The company has been in business for over 80 years.
Elmer Buchta Trucking LLC, owner Transport Acquisitions LLC, and three other affiliates filed for Chapter 11 bankruptcy on September 8 in the US Bankruptcy Court for the Southern District of Indiana.
Based in Evansville, Elmer Buchta is the largest bulk hauler in Indiana with more than 300 units.
Its total 200 trucks drive a combined 10 million miles annually.
The company has operated in The Hoosier State for over 80 years.
It lists between $1 million and $10 million in assets and $10 million to $50 million in liabilities in the bankruptcy petition filing.

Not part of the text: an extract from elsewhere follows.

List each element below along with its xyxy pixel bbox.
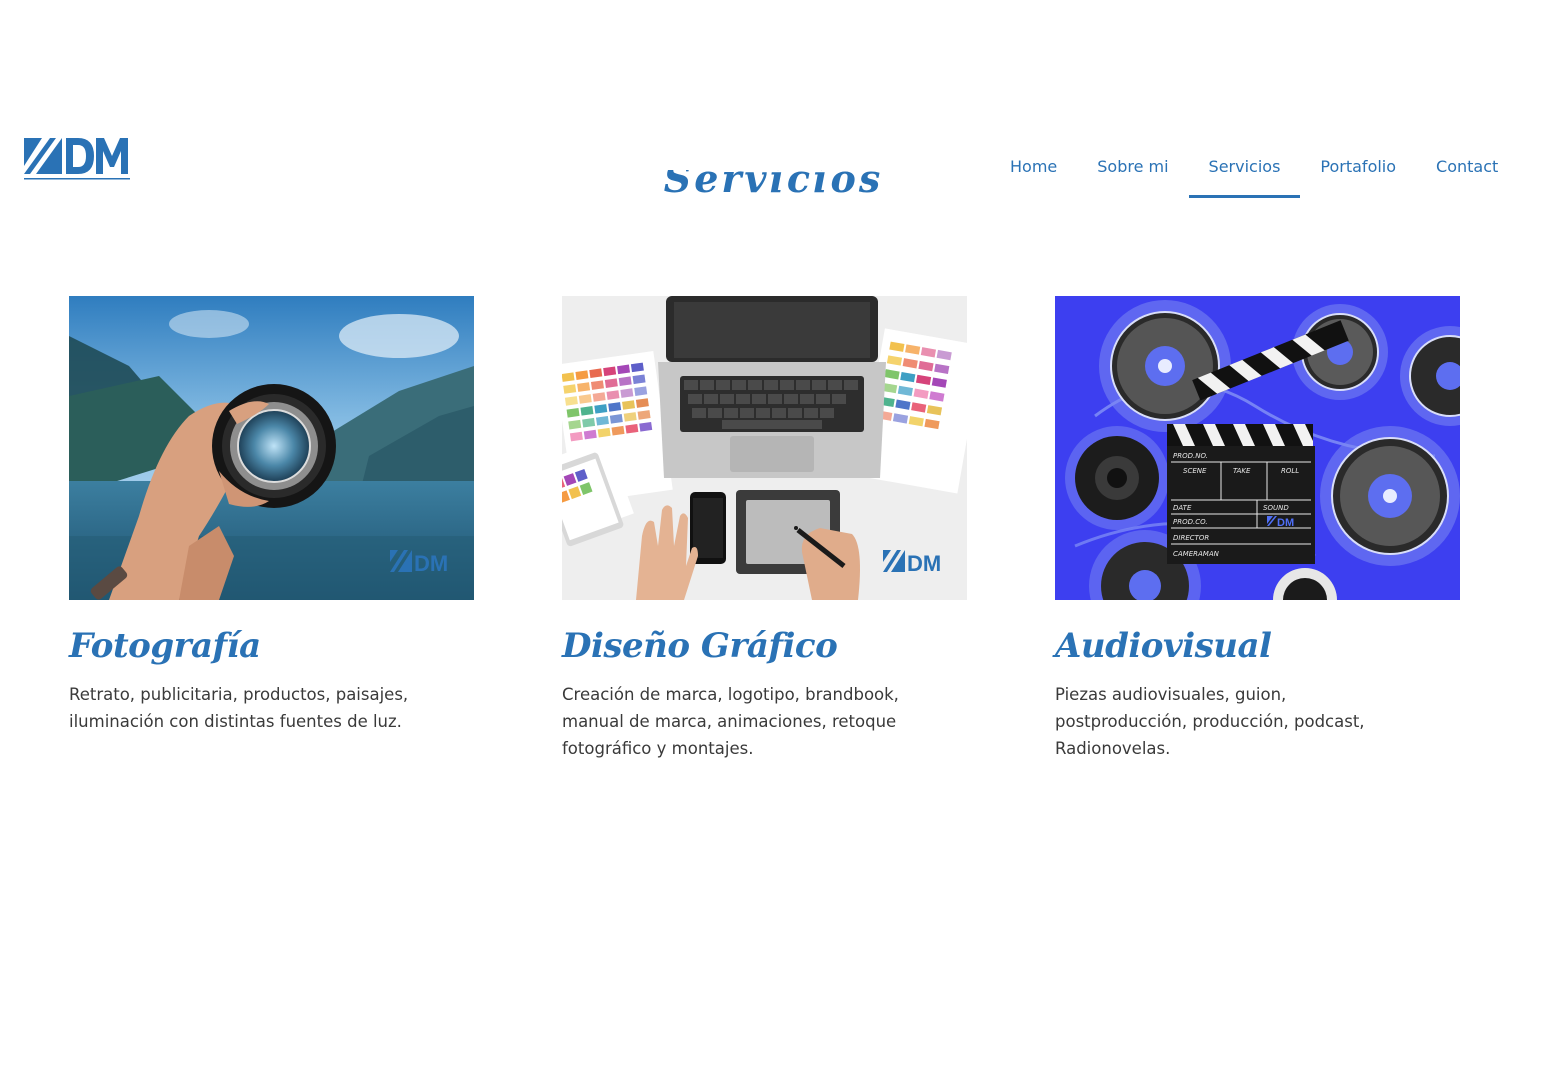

If Elmer Buchta cannot be saved, a full liquidation of the business would see around 40 workers laid off.
But it is not the only freight company to have experienced difficulties lately.
Last month, Yellow filed for Chapter 11 bankruptcy protection, laying off 30,000 workers.

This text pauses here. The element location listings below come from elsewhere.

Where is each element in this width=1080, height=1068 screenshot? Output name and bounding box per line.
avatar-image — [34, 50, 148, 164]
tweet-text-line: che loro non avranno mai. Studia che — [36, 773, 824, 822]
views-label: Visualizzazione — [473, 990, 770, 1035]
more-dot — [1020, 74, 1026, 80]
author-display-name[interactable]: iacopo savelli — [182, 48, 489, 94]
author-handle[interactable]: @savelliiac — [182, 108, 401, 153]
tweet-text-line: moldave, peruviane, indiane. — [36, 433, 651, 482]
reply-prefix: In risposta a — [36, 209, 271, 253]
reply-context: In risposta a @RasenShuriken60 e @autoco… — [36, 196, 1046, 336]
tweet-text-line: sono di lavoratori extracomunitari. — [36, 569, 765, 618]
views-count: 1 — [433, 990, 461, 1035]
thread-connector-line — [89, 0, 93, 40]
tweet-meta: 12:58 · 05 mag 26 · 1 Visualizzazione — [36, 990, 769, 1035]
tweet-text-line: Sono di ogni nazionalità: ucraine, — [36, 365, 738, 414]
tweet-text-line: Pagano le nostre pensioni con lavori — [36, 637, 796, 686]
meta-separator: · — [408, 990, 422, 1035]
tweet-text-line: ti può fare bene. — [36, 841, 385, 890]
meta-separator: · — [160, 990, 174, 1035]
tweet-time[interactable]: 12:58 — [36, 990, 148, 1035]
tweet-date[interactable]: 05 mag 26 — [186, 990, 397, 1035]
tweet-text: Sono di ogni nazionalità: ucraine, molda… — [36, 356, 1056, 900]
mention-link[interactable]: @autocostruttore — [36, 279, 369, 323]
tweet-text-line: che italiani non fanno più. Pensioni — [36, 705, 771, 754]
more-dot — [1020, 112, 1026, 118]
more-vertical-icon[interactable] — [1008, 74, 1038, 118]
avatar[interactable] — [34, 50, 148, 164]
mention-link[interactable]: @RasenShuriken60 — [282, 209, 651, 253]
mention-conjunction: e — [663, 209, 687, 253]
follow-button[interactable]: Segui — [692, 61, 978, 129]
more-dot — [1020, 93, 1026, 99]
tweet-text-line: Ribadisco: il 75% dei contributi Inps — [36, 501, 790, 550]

In what The Wall Street Journal described as “American Trucking’s Largest Bankruptcy,” the Chapter 11 filing revealed estimated total assets of $2.15billion and total debt of $2.59 billion.
Bosses at Yellow pointed the finger at the Teamsters union for the company’s demise.
Around 22,000 employees were Teamsters members.
Chief executive officer Darren Hawkins claimed Teamsters leadership ”was able to halt our business plan, literally driving our company out of business.”
But the union’s general president Sean O’Brien hit back, saying: “Yellow’s dysfunctional, greedy C-suite failed to take responsibility for squandering all that cash. They still don’t.”
But it is not just freight companies that have suffered from high-profile bankruptcies in 2023.
The retail industry has also taken a hammering, with several big names closing down all their stores for good.
For example, Bed Bath and Beyond filed for Chapter 11 bankruptcy in April and permanently shuttered all 360 locations over the summer.
Tuesday Morning met the same fate, closing all 200 stores.
But David’s Bridal managed a narrow escape thanks to a buyout that has saved around two-thirds of its store footprint.